[Automated Model Tuning
](https://www.kaggle.com/willkoehrsen/automated-model-tuning)

Thank Will Koehresn for the great spirit of sharing

一如既往的学习一下Will Koehresn的代码，Kaggle的分享精神实在太好了，希望伪汉化工作真的很渣，旨在督促自己学习，各位还是尽量看原文。


## 关于 LightGBm

梯度提升算法最近成为了顶级机器学习模型之一，特别适用于结构化数据。简单的说模型的思路，不同于随机森林的各个子模型之间相互独立，训练过程也相互平行，GBM每个新的子模型都会借鉴之前模型的错误分类，每次增加的子模型都能够最大降低模型损失。

因为模型结构较为复杂，所以参数也就比较多，虽然原kernel基本上是直接对所有参数进行搜索，但是我觉得可以参考一下[scikit-learn 梯度提升树(GBDT)调参小结](http://www.cnblogs.com/pinard/p/6143927.html)的调参思路,主要是处理框架参数，和弱学习器参数的不同策略。

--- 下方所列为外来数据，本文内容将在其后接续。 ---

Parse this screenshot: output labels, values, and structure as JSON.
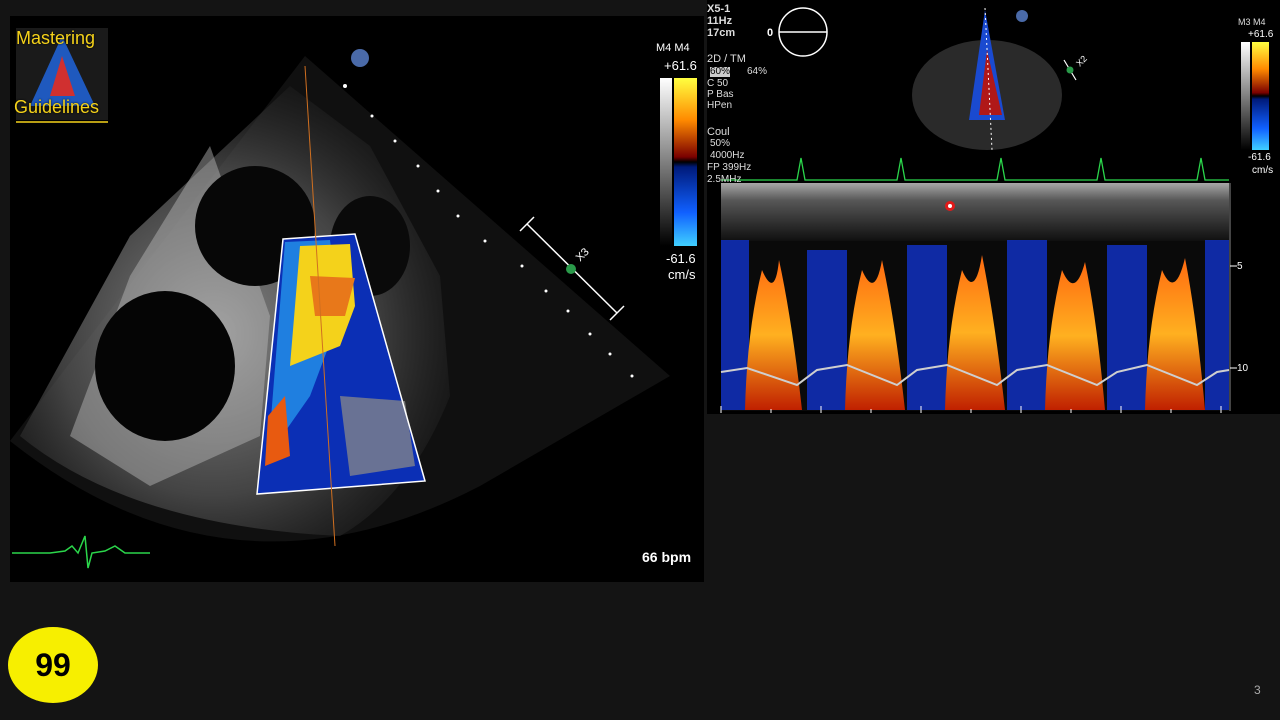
{
  "left_view": {
    "logo_line1": "Mastering",
    "logo_line2": "Guidelines",
    "scale_header": "M4   M4",
    "scale_max": "+61.6",
    "scale_min": "-61.6",
    "scale_unit": "cm/s",
    "probe_marker": "X3",
    "heart_rate": "66 bpm"
  },
  "right_view": {
    "probe": "X5-1",
    "frame_rate": "11Hz",
    "depth": "17cm",
    "angle_zero": "0",
    "mode_2d": "2D / TM",
    "gain_2d": "60%",
    "gain_2d_b": "64%",
    "compression": "C 50",
    "persistence": "P Bas",
    "harmonic": "HPen",
    "color_label": "Coul",
    "color_gain": "50%",
    "prf": "4000Hz",
    "filter": "FP 399Hz",
    "freq": "2.5MHz",
    "scale_header": "M3 M4",
    "scale_max": "+61.6",
    "scale_min": "-61.6",
    "scale_unit": "cm/s",
    "depth_tick_5": "5",
    "depth_tick_10": "10",
    "probe_marker": "X2"
  },
  "slide": {
    "badge": "99",
    "page_number": "3"
  }
}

[参数](http://lightgbm.apachecn.org/cn/latest/Parameters.html), 也有中文文档可以详细了解一下相关参数含义。

## 进行调参的四个步骤

1. 确定目标函数
2. 定义搜寻范围
3. 选择调参算法
4. 输出结果

## 贝叶斯优化调参初步

贝叶斯优化调参是不同于GridSearch和随机调参的另外一种调参思路，最重要的区别是贝叶斯优化是一种 informed methods，也就是利用已经尝试过的调参结果，来决定下一组尝试的参数。这样的好处是是，在更有可能得到最优结果的区域，能够进行更多的尝试。

## 关于Hyperopt

可以进行贝叶斯优化的开源库有很多，Spearmint (基于高斯过程) and SMAC (基于随机森林)。Hyperopt是基于Tree Parzen Estimator算法构建代替函数来选择下一代的参数。作者选择这个是因为文档比较完整。想尽量把用起来，没有纠结算法细节，以后有空看看。。

## 开始试验

基本的实验设定

- 5折交叉验证
- Early Stopping 为 100
- 选取10000个样本为训练集，6000为试验集记性实验，这样可以快速迭代实验，学习调参方法，最后看看调好的参数是否能够迁移到整个数据集上











In [None]:
# Data manipulation
import pandas as pd
import numpy as np

# Modeling
import lightgbm as lgb

# Evaluation of the model
from sklearn.model_selection import KFold, train_test_split
from sklearn.metrics import roc_auc_score

# Visualization
import matplotlib.pyplot as plt
import seaborn as sns

plt.rcParams['font.size'] = 18
%matplotlib inline

# Governing choices for search
N_FOLDS = 5
MAX_EVALS = 5

In [None]:
features = pd.read_csv('../input/home-credit-default-risk/application_train.csv')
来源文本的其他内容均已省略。